HUKUM

Oknum PNS OTT Saber Pungli Di Lokasi Wisata

INFOTANAHLAUT.COM-Setelah belum lama di lantik oleh bupati Tala Bambang Alamsyah, tim Saber Pungli Tanah Laut yang di ketuai oleh Wakapolres Tala Kompol Iwan Hidayat langsung melakukan action dengan pola Undercoverboy, al hasil 3 orang oknum PNS BP3T di lingkup Pemprov Kalsel yang bertugas di pintu masuk wisata taman Labirin Desa Sungai Jelai Kecamatan Tambang Ulang yakni AS, MD, dan JL serta Aliansyah warga Desa Batakan yang bertugas menjaga pintu masuk wisata pantai Batakan Kecamatan Panyipatan di jadikan tersangka.

Seperti halnya yang dilakukan ke-3 oknum PNS BP3T Pemprov Kalsel tersebut, pada tanggal 29 Januari 2017 lalu sekitar pukul 16.00 wita petugas yang menyamar sebagai pengunjung taman wisata Labirin sebanyak 4 orang menggunakan mobil. Sesampainya di lokasi 4 petugas di minta membayar Rp 2.000 per orang, dan meminta uang parkir secara sukarela. Salah satu petugas pun memberikan uang sebesar Rp 10.000 untuk tanda masuk, namun untuk karcis parkir mobil tidak di berikan. Petugas yang menyamar kemudian mendatangi pos jaga, dan ke-3 oknum tesebut sedang melakukan pungutan retribusi kepada pengunjung. Setelah dilakukan perhitungan jumlah karcis yang terjual sebanyak 1.843 dan jumlah uang yang di dapat Rp 5.120.000. Idealnya, uang terkumpul sebanyak Rp 3.886.000, sehingga ada kelebihan sebesar Rp 1.434.000, akan tetapi kelebihan uang tersebut menurut mereka di dapat dari sukarela dari bayar uang parkir tanpa karcis, baik untuk roda 2 maupun roda 4, sehingga salah seorang petugas parkir atas nama  Sukiatno pun di bawa ke Polres Tala berikut barang bukti sejumlah uang.

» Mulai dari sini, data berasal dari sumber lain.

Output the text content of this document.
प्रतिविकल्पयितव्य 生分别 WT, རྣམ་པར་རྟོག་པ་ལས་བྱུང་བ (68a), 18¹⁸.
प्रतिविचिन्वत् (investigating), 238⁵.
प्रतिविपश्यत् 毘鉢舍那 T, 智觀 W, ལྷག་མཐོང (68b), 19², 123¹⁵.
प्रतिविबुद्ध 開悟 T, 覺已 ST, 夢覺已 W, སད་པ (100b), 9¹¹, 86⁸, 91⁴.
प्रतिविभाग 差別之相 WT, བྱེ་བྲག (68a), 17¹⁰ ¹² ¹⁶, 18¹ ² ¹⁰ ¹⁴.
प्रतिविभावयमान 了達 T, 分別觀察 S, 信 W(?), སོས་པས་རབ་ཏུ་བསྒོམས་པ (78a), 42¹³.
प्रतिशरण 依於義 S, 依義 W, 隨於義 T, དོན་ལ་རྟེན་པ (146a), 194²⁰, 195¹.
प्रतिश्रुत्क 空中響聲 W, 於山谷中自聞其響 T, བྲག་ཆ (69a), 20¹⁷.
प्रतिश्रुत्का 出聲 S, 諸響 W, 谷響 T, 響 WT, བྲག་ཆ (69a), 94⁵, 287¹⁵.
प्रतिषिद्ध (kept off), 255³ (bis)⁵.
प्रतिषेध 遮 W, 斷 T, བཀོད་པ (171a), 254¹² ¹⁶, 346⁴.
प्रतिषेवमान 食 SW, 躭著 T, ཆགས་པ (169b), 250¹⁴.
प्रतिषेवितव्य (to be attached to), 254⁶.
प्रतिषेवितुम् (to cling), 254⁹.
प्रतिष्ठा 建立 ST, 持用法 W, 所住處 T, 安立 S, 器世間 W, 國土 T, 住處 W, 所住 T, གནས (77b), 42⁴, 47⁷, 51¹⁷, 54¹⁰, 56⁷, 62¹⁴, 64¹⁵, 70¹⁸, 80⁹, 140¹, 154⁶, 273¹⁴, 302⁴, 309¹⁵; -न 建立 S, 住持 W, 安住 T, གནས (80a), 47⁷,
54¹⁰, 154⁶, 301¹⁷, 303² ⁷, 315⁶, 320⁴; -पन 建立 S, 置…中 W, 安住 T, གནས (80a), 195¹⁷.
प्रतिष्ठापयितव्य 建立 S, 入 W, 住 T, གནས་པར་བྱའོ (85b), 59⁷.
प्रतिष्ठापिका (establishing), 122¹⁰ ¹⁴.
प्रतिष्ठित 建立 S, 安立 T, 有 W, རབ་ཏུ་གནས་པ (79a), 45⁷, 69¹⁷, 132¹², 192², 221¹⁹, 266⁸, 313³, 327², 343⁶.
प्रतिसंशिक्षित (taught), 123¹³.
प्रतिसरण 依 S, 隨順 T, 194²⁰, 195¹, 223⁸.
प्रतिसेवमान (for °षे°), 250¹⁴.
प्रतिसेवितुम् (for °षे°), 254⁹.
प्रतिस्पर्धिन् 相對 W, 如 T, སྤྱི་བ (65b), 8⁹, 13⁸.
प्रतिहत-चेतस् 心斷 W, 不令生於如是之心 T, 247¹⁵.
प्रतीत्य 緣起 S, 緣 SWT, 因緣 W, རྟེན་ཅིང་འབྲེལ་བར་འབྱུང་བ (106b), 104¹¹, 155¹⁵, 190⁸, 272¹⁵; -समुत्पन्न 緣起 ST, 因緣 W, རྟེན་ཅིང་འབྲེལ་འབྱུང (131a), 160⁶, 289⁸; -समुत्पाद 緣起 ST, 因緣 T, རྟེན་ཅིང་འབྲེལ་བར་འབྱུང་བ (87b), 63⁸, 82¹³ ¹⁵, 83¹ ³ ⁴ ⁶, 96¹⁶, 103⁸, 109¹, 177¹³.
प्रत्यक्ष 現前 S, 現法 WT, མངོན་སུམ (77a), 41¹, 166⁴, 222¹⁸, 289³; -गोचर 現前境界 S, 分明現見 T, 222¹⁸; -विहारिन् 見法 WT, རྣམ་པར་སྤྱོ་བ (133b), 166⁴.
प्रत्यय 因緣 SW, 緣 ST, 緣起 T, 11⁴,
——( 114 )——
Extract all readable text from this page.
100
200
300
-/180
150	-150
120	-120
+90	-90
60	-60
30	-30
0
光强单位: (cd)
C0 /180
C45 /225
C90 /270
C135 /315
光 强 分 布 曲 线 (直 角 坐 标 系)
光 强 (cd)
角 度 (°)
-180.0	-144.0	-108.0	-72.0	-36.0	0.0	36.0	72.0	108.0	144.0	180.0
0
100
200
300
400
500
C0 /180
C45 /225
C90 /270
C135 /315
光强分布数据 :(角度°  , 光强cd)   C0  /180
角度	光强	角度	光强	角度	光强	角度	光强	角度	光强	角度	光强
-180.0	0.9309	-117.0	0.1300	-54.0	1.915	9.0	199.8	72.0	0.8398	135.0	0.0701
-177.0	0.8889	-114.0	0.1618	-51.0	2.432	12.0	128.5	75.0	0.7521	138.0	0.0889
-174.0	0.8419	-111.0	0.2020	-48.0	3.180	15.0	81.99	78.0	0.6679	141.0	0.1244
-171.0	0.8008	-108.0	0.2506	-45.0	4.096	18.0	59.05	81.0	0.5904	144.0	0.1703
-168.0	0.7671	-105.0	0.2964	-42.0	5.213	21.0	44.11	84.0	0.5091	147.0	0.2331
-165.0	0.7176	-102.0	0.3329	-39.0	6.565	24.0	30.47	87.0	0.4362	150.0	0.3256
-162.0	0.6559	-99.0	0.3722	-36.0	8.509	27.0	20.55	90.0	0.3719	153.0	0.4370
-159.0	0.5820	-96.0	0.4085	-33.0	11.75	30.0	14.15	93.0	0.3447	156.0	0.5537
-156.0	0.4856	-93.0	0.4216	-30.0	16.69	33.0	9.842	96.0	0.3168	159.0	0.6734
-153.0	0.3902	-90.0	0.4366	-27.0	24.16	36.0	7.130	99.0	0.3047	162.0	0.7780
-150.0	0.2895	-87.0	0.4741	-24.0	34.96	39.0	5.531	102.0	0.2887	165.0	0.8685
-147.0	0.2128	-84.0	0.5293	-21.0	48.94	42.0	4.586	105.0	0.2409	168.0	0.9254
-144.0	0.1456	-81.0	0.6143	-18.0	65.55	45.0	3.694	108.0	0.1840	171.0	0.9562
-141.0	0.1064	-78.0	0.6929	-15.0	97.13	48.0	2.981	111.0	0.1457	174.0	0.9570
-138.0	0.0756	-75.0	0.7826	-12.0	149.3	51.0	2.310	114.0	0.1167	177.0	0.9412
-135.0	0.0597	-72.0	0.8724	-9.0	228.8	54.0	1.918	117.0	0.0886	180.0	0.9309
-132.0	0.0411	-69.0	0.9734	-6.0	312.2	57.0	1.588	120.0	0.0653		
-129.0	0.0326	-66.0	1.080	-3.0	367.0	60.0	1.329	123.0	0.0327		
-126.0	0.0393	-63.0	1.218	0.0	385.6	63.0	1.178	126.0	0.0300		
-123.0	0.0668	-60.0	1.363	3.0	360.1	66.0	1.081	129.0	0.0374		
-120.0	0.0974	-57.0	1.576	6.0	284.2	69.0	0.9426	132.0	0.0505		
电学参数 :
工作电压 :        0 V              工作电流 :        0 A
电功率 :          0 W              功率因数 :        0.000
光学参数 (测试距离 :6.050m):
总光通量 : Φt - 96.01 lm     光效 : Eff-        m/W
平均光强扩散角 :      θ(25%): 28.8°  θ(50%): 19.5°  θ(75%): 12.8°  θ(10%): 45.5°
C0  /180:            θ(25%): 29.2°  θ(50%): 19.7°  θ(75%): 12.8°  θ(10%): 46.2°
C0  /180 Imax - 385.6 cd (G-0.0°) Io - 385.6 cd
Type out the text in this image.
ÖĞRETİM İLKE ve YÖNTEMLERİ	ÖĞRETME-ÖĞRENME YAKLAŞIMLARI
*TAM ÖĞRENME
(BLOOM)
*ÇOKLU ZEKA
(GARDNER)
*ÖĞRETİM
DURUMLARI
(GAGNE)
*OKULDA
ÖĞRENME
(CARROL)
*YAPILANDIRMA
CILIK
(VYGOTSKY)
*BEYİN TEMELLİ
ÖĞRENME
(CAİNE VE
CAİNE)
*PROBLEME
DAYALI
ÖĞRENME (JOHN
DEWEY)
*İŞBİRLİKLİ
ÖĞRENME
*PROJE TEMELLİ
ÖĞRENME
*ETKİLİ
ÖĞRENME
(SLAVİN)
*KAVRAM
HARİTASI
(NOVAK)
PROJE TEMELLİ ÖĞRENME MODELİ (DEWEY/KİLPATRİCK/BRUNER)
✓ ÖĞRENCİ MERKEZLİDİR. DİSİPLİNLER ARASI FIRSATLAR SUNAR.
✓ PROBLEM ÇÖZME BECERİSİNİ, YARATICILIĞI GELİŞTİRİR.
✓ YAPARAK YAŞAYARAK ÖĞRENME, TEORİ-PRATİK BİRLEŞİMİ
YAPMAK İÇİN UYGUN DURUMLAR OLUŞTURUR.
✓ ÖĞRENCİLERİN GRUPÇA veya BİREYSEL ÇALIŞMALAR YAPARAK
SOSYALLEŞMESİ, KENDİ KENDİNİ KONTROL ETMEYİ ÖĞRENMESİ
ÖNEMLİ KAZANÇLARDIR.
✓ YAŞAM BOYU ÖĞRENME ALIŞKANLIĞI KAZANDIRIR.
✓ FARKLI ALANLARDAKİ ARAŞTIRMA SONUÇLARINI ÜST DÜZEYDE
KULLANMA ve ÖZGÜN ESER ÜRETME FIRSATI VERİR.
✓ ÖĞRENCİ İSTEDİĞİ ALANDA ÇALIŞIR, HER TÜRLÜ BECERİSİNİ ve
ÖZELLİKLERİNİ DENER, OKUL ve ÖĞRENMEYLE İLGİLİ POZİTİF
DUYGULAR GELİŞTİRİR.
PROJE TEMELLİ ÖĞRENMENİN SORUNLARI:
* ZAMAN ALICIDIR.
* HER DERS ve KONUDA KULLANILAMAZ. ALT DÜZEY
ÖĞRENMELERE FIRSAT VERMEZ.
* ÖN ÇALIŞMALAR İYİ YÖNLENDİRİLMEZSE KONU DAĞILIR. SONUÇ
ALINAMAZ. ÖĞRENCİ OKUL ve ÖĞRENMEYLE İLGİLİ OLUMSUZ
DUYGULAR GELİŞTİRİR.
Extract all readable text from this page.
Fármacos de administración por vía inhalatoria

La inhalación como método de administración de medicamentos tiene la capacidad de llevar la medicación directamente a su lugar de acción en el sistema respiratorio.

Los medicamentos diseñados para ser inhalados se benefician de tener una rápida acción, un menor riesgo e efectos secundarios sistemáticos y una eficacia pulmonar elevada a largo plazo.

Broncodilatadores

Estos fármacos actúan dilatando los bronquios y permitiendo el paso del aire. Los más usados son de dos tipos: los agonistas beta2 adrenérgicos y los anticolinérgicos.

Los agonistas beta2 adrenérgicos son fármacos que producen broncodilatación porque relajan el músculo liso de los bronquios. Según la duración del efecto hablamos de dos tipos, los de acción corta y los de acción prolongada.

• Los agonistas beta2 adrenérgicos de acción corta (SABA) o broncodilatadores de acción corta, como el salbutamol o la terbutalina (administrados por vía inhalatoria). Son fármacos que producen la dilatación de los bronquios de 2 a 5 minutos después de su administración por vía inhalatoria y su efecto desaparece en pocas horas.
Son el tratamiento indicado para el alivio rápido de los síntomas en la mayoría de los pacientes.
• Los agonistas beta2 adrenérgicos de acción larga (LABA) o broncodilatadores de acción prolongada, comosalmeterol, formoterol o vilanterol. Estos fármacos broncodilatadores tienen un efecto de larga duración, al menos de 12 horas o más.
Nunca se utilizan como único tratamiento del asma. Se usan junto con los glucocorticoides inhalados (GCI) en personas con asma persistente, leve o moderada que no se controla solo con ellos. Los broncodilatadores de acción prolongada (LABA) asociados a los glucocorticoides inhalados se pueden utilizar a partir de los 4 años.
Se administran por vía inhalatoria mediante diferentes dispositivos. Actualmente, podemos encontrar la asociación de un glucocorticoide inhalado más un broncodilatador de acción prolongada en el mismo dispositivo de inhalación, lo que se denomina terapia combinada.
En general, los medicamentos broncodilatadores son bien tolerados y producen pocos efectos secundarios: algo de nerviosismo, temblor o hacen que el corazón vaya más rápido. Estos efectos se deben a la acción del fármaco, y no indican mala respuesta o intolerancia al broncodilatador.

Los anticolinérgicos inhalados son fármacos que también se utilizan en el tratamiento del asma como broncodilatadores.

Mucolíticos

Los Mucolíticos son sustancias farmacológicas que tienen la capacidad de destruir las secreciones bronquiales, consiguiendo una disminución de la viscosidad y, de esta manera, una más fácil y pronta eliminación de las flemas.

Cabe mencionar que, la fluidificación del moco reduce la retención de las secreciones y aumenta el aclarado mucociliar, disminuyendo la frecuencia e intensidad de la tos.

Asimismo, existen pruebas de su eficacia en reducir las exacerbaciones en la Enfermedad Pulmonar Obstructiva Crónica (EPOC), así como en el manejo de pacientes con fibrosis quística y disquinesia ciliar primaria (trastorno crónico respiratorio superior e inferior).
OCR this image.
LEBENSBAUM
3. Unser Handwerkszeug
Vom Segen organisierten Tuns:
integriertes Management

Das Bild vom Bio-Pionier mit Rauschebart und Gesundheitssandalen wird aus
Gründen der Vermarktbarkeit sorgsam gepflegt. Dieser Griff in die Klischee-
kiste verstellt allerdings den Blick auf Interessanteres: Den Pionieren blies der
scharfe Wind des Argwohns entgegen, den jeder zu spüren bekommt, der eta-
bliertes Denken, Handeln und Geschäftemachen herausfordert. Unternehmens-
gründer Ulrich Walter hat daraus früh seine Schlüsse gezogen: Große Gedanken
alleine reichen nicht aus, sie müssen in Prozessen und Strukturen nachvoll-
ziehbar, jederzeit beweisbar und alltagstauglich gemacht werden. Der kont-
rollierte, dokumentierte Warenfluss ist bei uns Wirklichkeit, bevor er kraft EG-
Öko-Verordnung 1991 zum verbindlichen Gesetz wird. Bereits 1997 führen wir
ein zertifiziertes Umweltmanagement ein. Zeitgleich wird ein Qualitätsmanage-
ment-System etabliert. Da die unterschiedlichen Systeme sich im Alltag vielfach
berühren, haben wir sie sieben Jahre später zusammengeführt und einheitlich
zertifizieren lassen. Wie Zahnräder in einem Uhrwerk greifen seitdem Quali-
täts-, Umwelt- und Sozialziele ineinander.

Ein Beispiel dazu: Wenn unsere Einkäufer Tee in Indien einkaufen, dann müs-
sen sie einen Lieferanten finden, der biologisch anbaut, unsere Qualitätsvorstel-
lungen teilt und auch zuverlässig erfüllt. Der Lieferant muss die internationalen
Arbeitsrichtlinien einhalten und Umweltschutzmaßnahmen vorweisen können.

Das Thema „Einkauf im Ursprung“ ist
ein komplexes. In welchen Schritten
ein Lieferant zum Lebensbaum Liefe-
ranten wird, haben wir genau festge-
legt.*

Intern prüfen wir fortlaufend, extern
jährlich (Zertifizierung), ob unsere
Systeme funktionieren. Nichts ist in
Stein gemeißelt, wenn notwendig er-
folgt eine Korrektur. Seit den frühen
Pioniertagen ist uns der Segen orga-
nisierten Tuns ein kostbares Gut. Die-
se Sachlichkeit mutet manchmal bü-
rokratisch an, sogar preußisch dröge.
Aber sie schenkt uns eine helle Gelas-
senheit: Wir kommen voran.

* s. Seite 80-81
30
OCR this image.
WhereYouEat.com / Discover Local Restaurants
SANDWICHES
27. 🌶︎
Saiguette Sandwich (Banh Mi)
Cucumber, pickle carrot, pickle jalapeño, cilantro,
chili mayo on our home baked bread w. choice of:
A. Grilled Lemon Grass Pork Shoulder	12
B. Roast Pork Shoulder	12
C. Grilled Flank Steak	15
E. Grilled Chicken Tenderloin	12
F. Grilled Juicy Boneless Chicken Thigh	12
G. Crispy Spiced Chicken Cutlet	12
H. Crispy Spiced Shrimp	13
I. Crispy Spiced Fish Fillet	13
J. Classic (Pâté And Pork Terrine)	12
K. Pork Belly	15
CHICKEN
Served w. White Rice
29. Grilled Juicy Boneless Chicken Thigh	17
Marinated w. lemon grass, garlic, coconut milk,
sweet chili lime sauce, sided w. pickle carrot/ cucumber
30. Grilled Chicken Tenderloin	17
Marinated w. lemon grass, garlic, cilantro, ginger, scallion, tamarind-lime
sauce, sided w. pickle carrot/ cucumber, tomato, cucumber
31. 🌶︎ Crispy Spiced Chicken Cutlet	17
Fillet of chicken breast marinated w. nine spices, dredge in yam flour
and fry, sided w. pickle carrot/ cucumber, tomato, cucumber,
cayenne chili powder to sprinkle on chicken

Tim saber pungli pun mensita 1 bundel karcis masuk yang sudah terjual 1 pak atau 100 lembar, 3 bundel karcis yang belum terjual, 1 bundel karcis parkir, yang uang tunai Rp 5.120.000. Di sita pula satu buku laporan penjualan karcis dari tanggal 1 sampai dengan 27 Januari 2017 untuk laporan kepada bendahara pengeluaran, 1 buku hasil kelebihan penjualan karcis harian yang di setorkan kepada bendahara koperasi dan pengumpul uang kas internal pemandu wisata taman Labirin, 1 buku pembagian hasil penjualan karcis setiap hari Sabtu, Minggu dan libur Nasional yang di terima oleh pegawai BP3T sebagai pemandu wisata, serta 1 kotak kardus untuk mengumpulkan uang.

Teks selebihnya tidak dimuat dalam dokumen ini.